Les yeux sont arrondis, grands et expressifs, quoiqu’un peu bridés à l'extrémité extérieure. La couleur peut varier, allant du doré à l'orangé[5]. La couleur orange des yeux ne s'installe qu'à partir de trois mois, remplaçant le bleu-gris typique des yeux des chatons[6]. L'intensité de la couleur des yeux s'atténue naturellement chez le chartreux.

[modifier] Robe et fourrure

Les jeunes chartreux naissent avec des « taches fantômes ».

La couleur de la robe du chartreux se décline dans des teintes de bleu, allant du cendré à une couleur argile[5]. La pointe des poils s'illumine de reflets argentés[6]. Qu'elle soit foncée ou pâle, la couleur de sa fourrure doit être complètement uniforme même si des marques tabby sont présentes pendant les deux premières années de sa vie (elles s'estompent progressivement vers six mois à un an). La seule couleur acceptée est le bleu dans toutes ses nuances, du bleu-gris clair au gris-bleu soutenu et elle doit être uniforme de l'extrémité du poil jusqu'à la racine[5].

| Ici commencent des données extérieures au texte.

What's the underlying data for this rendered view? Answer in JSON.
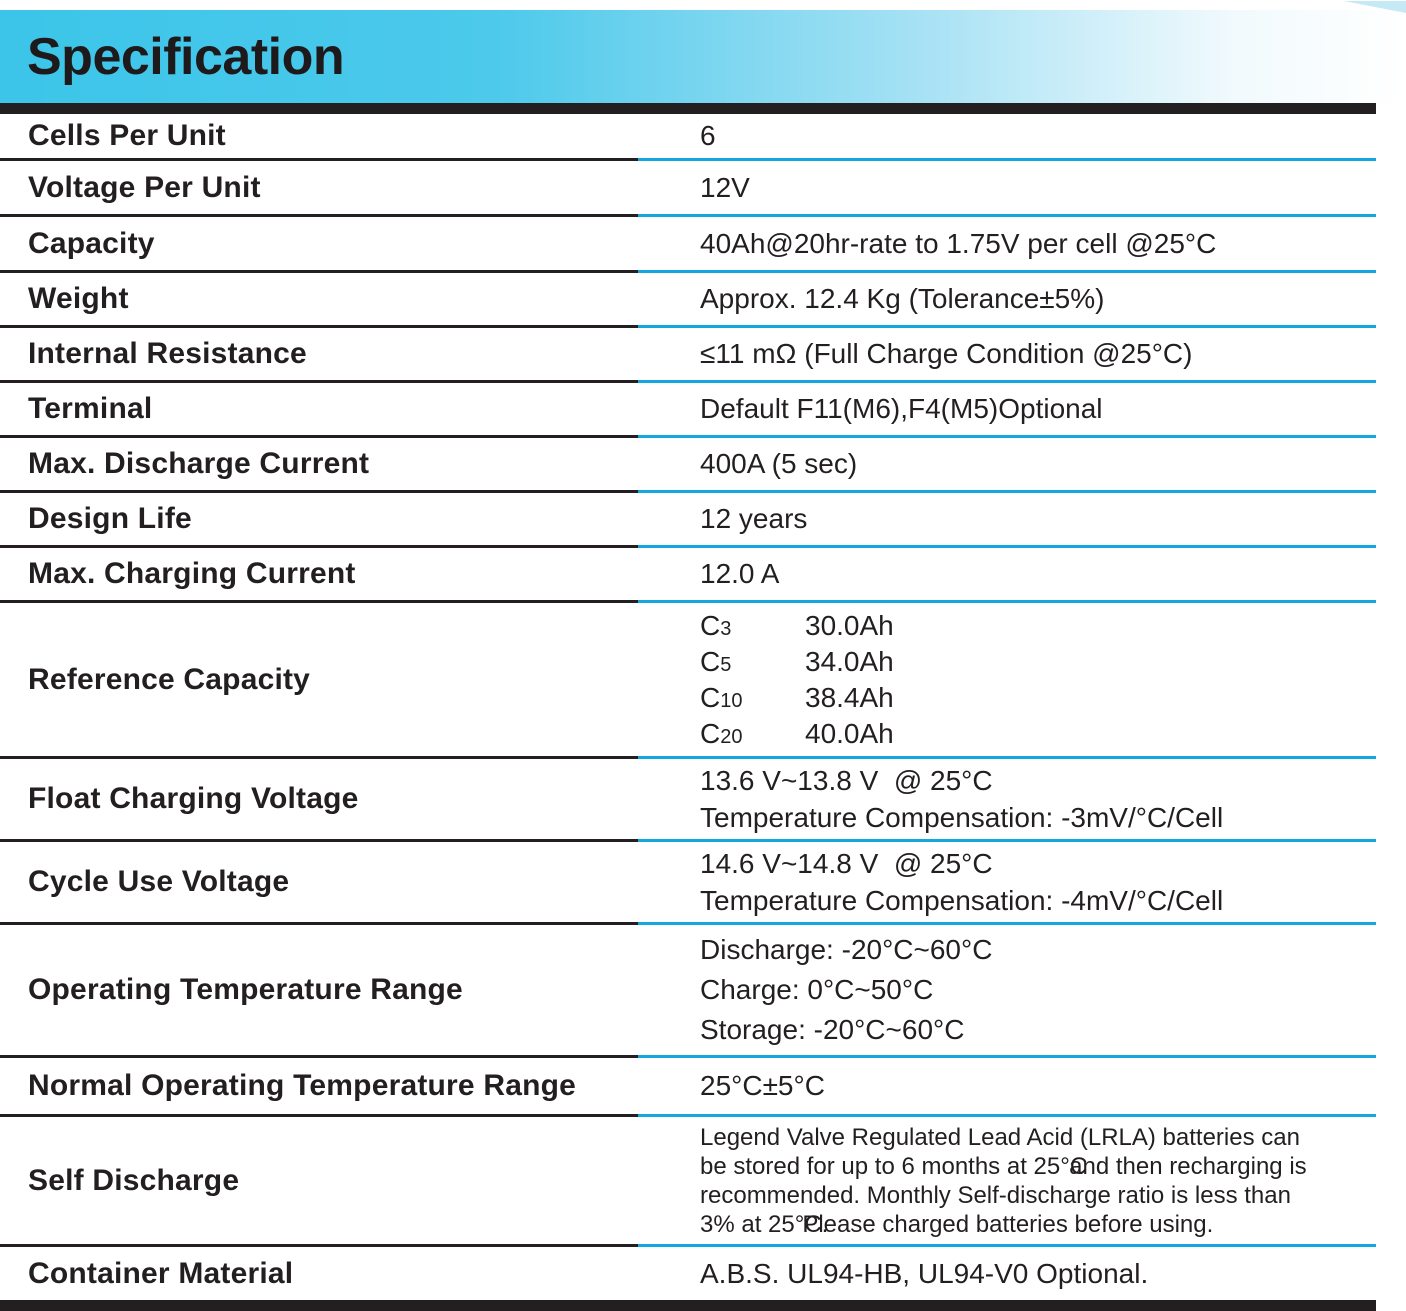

La lumière du soleil peut faire apparaître des reflets marron sur sa robe[6]. De plus la vie en pleine air et particulièrement en hiver, accentue l'aspect laineux du poil[5].

La fourrure est lustrée, épaisse, dense comme celle de la loutre, serrée. Le sous-poil bien fourni et légèrement laineux rend la fourrure pratiquement imperméable et lui donne une certaine épaisseur[5]. Parvenu à maturité le chartreux arborera une fourrure plus laineuse, rappelant les « cassures » de celles des moutons[6].

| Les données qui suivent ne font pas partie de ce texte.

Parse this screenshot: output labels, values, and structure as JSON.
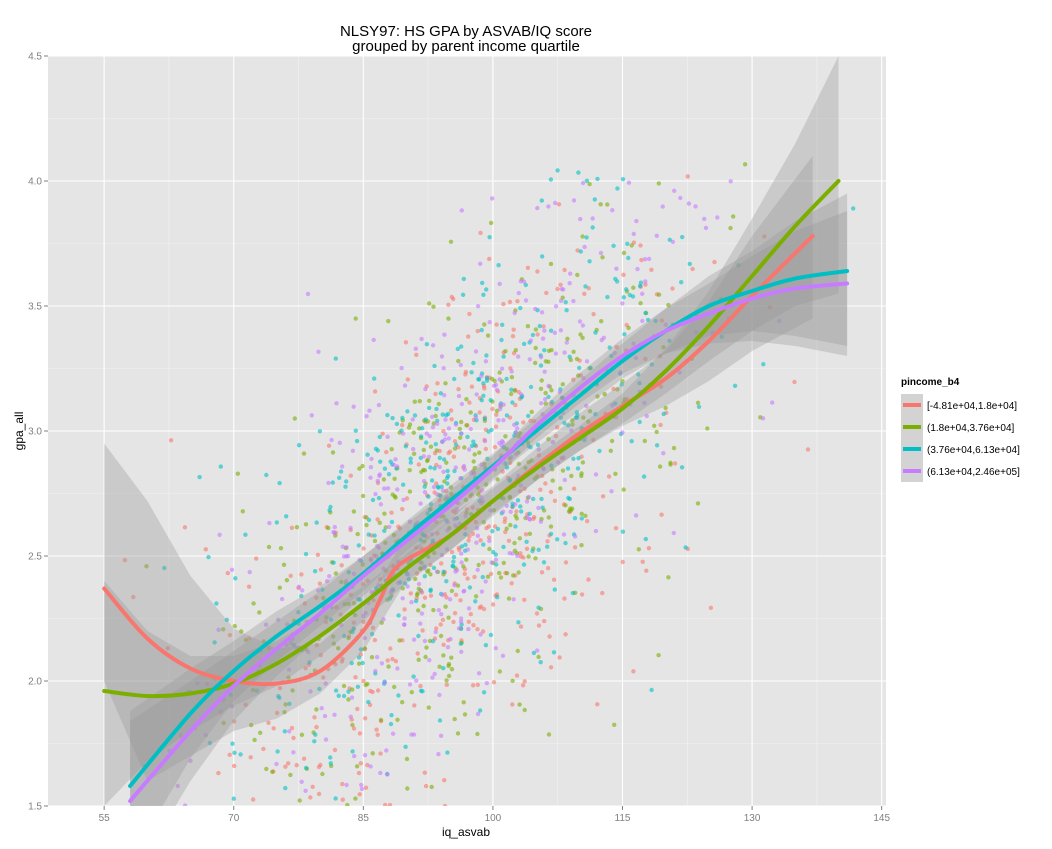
{
  "chart_data": {
    "type": "scatter",
    "title": "NLSY97: HS GPA by ASVAB/IQ score",
    "subtitle": "grouped by parent income quartile",
    "xlabel": "iq_asvab",
    "ylabel": "gpa_all",
    "xlim": [
      48.5,
      145.5
    ],
    "ylim": [
      1.5,
      4.5
    ],
    "x_ticks": [
      55,
      70,
      85,
      100,
      115,
      130,
      145
    ],
    "y_ticks": [
      1.5,
      2.0,
      2.5,
      3.0,
      3.5,
      4.0,
      4.5
    ],
    "x_tick_labels": [
      "55",
      "70",
      "85",
      "100",
      "115",
      "130",
      "145"
    ],
    "y_tick_labels": [
      "1.5",
      "2.0",
      "2.5",
      "3.0",
      "3.5",
      "4.0",
      "4.5"
    ],
    "grid": true,
    "legend": {
      "title": "pincome_b4",
      "placement": "right"
    },
    "series": [
      {
        "name": "[-4.81e+04,1.8e+04]",
        "color": "#F8766D",
        "smooth": [
          [
            55,
            2.37
          ],
          [
            60,
            2.17
          ],
          [
            65,
            2.05
          ],
          [
            70,
            2.0
          ],
          [
            75,
            1.99
          ],
          [
            80,
            2.04
          ],
          [
            85,
            2.2
          ],
          [
            87,
            2.33
          ],
          [
            89,
            2.46
          ],
          [
            95,
            2.58
          ],
          [
            100,
            2.72
          ],
          [
            105,
            2.86
          ],
          [
            110,
            2.99
          ],
          [
            115,
            3.1
          ],
          [
            120,
            3.21
          ],
          [
            125,
            3.36
          ],
          [
            130,
            3.54
          ],
          [
            137,
            3.78
          ]
        ],
        "band": [
          [
            55,
            2.0,
            2.95
          ],
          [
            60,
            1.6,
            2.72
          ],
          [
            65,
            1.7,
            2.42
          ],
          [
            70,
            1.8,
            2.21
          ],
          [
            75,
            1.85,
            2.13
          ],
          [
            80,
            1.95,
            2.15
          ],
          [
            85,
            2.12,
            2.3
          ],
          [
            90,
            2.4,
            2.58
          ],
          [
            95,
            2.52,
            2.66
          ],
          [
            100,
            2.66,
            2.78
          ],
          [
            105,
            2.8,
            2.93
          ],
          [
            110,
            2.92,
            3.07
          ],
          [
            115,
            3.02,
            3.19
          ],
          [
            120,
            3.1,
            3.32
          ],
          [
            125,
            3.2,
            3.52
          ],
          [
            130,
            3.32,
            3.78
          ],
          [
            137,
            3.45,
            4.1
          ]
        ]
      },
      {
        "name": "(1.8e+04,3.76e+04]",
        "color": "#7CAE00",
        "smooth": [
          [
            55,
            1.96
          ],
          [
            60,
            1.94
          ],
          [
            65,
            1.95
          ],
          [
            70,
            1.99
          ],
          [
            75,
            2.07
          ],
          [
            80,
            2.18
          ],
          [
            85,
            2.31
          ],
          [
            90,
            2.45
          ],
          [
            95,
            2.58
          ],
          [
            100,
            2.72
          ],
          [
            105,
            2.85
          ],
          [
            110,
            2.97
          ],
          [
            115,
            3.09
          ],
          [
            120,
            3.24
          ],
          [
            125,
            3.42
          ],
          [
            130,
            3.62
          ],
          [
            135,
            3.82
          ],
          [
            140,
            4.0
          ]
        ],
        "band": [
          [
            55,
            1.5,
            2.4
          ],
          [
            60,
            1.68,
            2.2
          ],
          [
            65,
            1.8,
            2.1
          ],
          [
            70,
            1.9,
            2.1
          ],
          [
            75,
            1.98,
            2.16
          ],
          [
            80,
            2.1,
            2.26
          ],
          [
            85,
            2.24,
            2.38
          ],
          [
            90,
            2.39,
            2.51
          ],
          [
            95,
            2.52,
            2.64
          ],
          [
            100,
            2.67,
            2.77
          ],
          [
            105,
            2.8,
            2.9
          ],
          [
            110,
            2.92,
            3.02
          ],
          [
            115,
            3.03,
            3.15
          ],
          [
            120,
            3.15,
            3.33
          ],
          [
            125,
            3.28,
            3.56
          ],
          [
            130,
            3.4,
            3.85
          ],
          [
            135,
            3.5,
            4.15
          ],
          [
            140,
            3.55,
            4.5
          ]
        ]
      },
      {
        "name": "(3.76e+04,6.13e+04]",
        "color": "#00BFC4",
        "smooth": [
          [
            58,
            1.58
          ],
          [
            65,
            1.87
          ],
          [
            70,
            2.04
          ],
          [
            75,
            2.18
          ],
          [
            80,
            2.3
          ],
          [
            85,
            2.43
          ],
          [
            90,
            2.58
          ],
          [
            95,
            2.72
          ],
          [
            100,
            2.86
          ],
          [
            105,
            3.0
          ],
          [
            110,
            3.14
          ],
          [
            115,
            3.28
          ],
          [
            120,
            3.4
          ],
          [
            125,
            3.5
          ],
          [
            130,
            3.56
          ],
          [
            135,
            3.61
          ],
          [
            141,
            3.64
          ]
        ],
        "band": [
          [
            58,
            1.28,
            1.88
          ],
          [
            65,
            1.69,
            2.05
          ],
          [
            70,
            1.92,
            2.16
          ],
          [
            75,
            2.08,
            2.28
          ],
          [
            80,
            2.22,
            2.38
          ],
          [
            85,
            2.36,
            2.5
          ],
          [
            90,
            2.52,
            2.64
          ],
          [
            95,
            2.66,
            2.78
          ],
          [
            100,
            2.81,
            2.91
          ],
          [
            105,
            2.95,
            3.05
          ],
          [
            110,
            3.08,
            3.2
          ],
          [
            115,
            3.21,
            3.35
          ],
          [
            120,
            3.31,
            3.49
          ],
          [
            125,
            3.38,
            3.62
          ],
          [
            130,
            3.4,
            3.72
          ],
          [
            135,
            3.38,
            3.84
          ],
          [
            141,
            3.34,
            3.95
          ]
        ]
      },
      {
        "name": "(6.13e+04,2.46e+05]",
        "color": "#C77CFF",
        "smooth": [
          [
            58,
            1.52
          ],
          [
            65,
            1.8
          ],
          [
            70,
            1.98
          ],
          [
            75,
            2.13
          ],
          [
            80,
            2.27
          ],
          [
            85,
            2.42
          ],
          [
            90,
            2.56
          ],
          [
            95,
            2.7
          ],
          [
            100,
            2.85
          ],
          [
            105,
            3.02
          ],
          [
            110,
            3.17
          ],
          [
            115,
            3.3
          ],
          [
            120,
            3.4
          ],
          [
            125,
            3.47
          ],
          [
            130,
            3.53
          ],
          [
            135,
            3.57
          ],
          [
            141,
            3.59
          ]
        ],
        "band": [
          [
            58,
            1.2,
            1.84
          ],
          [
            65,
            1.6,
            2.0
          ],
          [
            70,
            1.84,
            2.12
          ],
          [
            75,
            2.02,
            2.24
          ],
          [
            80,
            2.18,
            2.36
          ],
          [
            85,
            2.34,
            2.5
          ],
          [
            90,
            2.49,
            2.63
          ],
          [
            95,
            2.64,
            2.76
          ],
          [
            100,
            2.8,
            2.9
          ],
          [
            105,
            2.97,
            3.07
          ],
          [
            110,
            3.11,
            3.23
          ],
          [
            115,
            3.23,
            3.37
          ],
          [
            120,
            3.31,
            3.49
          ],
          [
            125,
            3.35,
            3.59
          ],
          [
            130,
            3.36,
            3.7
          ],
          [
            135,
            3.34,
            3.8
          ],
          [
            141,
            3.3,
            3.88
          ]
        ]
      }
    ]
  }
}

La peau, le nez et les coussinets sont bleu-gris[5].

[modifier] Défauts

Parmi les défauts pénalisant en concours félin, on trouve un stop trop marqué ou un nez retroussé, un museau long ou lourd, les yeux en amande. Ces défauts ne retireront pas le titre chartreux au chat mais feront baisser sa valeur[6],[1],[5].

Les défauts pouvant lui retirer complètement le titre sont des yeux verts ou la présence d'un cercle vert dans la couleur des yeux, des taches blanches sur le pelage[6],[1],[5].


[modifier] Races dérivées

Le Bleu Russe possède beaucoup de caractéristiques commune au chartreux, mais se différencie par la couleur de ses yeux.

Actuellement, il est souvent confondu avec les autres races bleues, tel le Korat ou le Bleu Russe[2].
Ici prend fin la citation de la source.